Highly Effective Electrolytes Toward High-Performance Aluminum/Seawater Batteries

Abstract

The poor performance of metal/water batteries caused by self-corrosion of anodes and low catalytic activity of cathodes has been a long-standing challenge, greatly limiting their practical applications, in particular the underwater unmanned vehicle (UUV) application. We have fabricated an Al/seawater battery using simulated seawater with an appropriate pH and added with polyacrylic acid (PAA) as the electrolyte. This electrolyte simultaneously greatly retards self-corrosion of the Al anode by in situ forming a PAA-Al³⁺ complex film on it and increases the electrocatalytic activity toward the hydrogen evolution reaction by improving the electronic structure of Pt.

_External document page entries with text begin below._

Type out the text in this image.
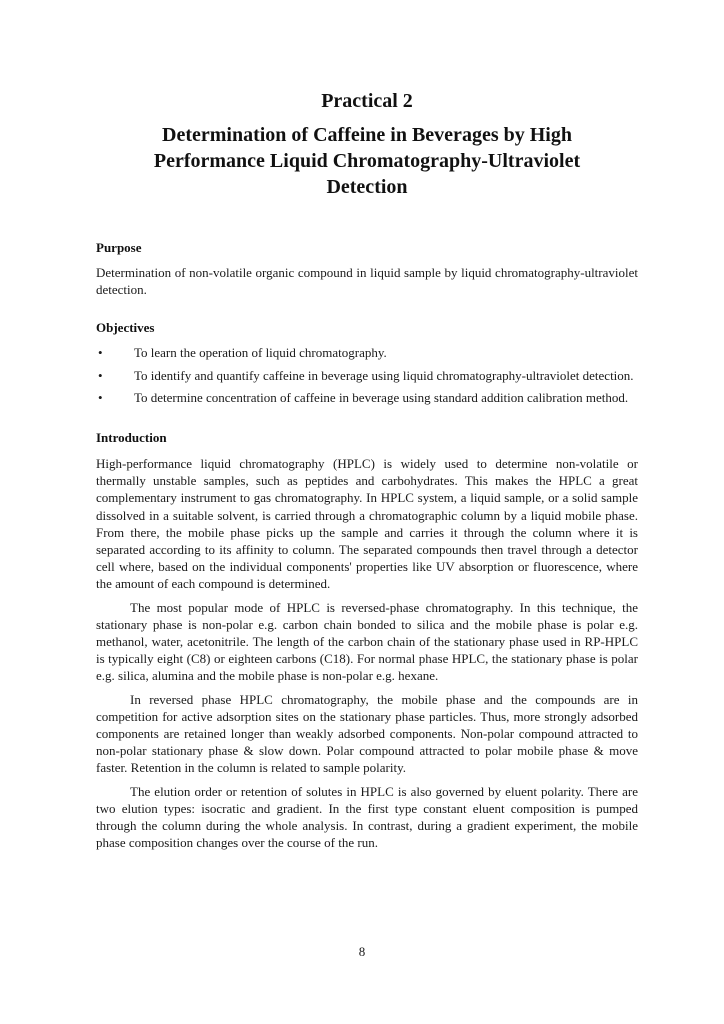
Practical 2
Determination of Caffeine in Beverages by High
Performance Liquid Chromatography-Ultraviolet
Detection
Purpose

Determination of non-volatile organic compound in liquid sample by liquid chromatography-ultraviolet detection.

Objectives
• To learn the operation of liquid chromatography.
• To identify and quantify caffeine in beverage using liquid chromatography-ultraviolet detection.
• To determine concentration of caffeine in beverage using standard addition calibration method.
Introduction

High-performance liquid chromatography (HPLC) is widely used to determine non-volatile or thermally unstable samples, such as peptides and carbohydrates. This makes the HPLC a great complementary instrument to gas chromatography. In HPLC system, a liquid sample, or a solid sample dissolved in a suitable solvent, is carried through a chromatographic column by a liquid mobile phase. From there, the mobile phase picks up the sample and carries it through the column where it is separated according to its affinity to column. The separated compounds then travel through a detector cell where, based on the individual components' properties like UV absorption or fluorescence, where the amount of each compound is determined.

The most popular mode of HPLC is reversed-phase chromatography. In this technique, the stationary phase is non-polar e.g. carbon chain bonded to silica and the mobile phase is polar e.g. methanol, water, acetonitrile. The length of the carbon chain of the stationary phase used in RP-HPLC is typically eight (C8) or eighteen carbons (C18). For normal phase HPLC, the stationary phase is polar e.g. silica, alumina and the mobile phase is non-polar e.g. hexane.

In reversed phase HPLC chromatography, the mobile phase and the compounds are in competition for active adsorption sites on the stationary phase particles. Thus, more strongly adsorbed components are retained longer than weakly adsorbed components. Non-polar compound attracted to non-polar stationary phase & slow down. Polar compound attracted to polar mobile phase & move faster. Retention in the column is related to sample polarity.

The elution order or retention of solutes in HPLC is also governed by eluent polarity. There are two elution types: isocratic and gradient. In the first type constant eluent composition is pumped through the column during the whole analysis. In contrast, during a gradient experiment, the mobile phase composition changes over the course of the run.

8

When utilizing the multielement-doped Al sheet as the anode and nickel foam supported loading-amount-optimized Pt/C catalyst as the cathode and adopting the developed new electrolyte, the obtained Al/H₂O battery exhibits an energy density of 2271 Wh kg⁻¹, which is the highest among those of all the reported batteries, and a power density of 20.87 mW cm⁻², which outperforms all the reported metal/H₂O batteries. This work not only develops a new type of high-performance Al/H₂O batteries for practical applications such as UUVs, but provides scientific insight into the design of superior electrolytes, which could be further extended for improving the performances of various metal batteries.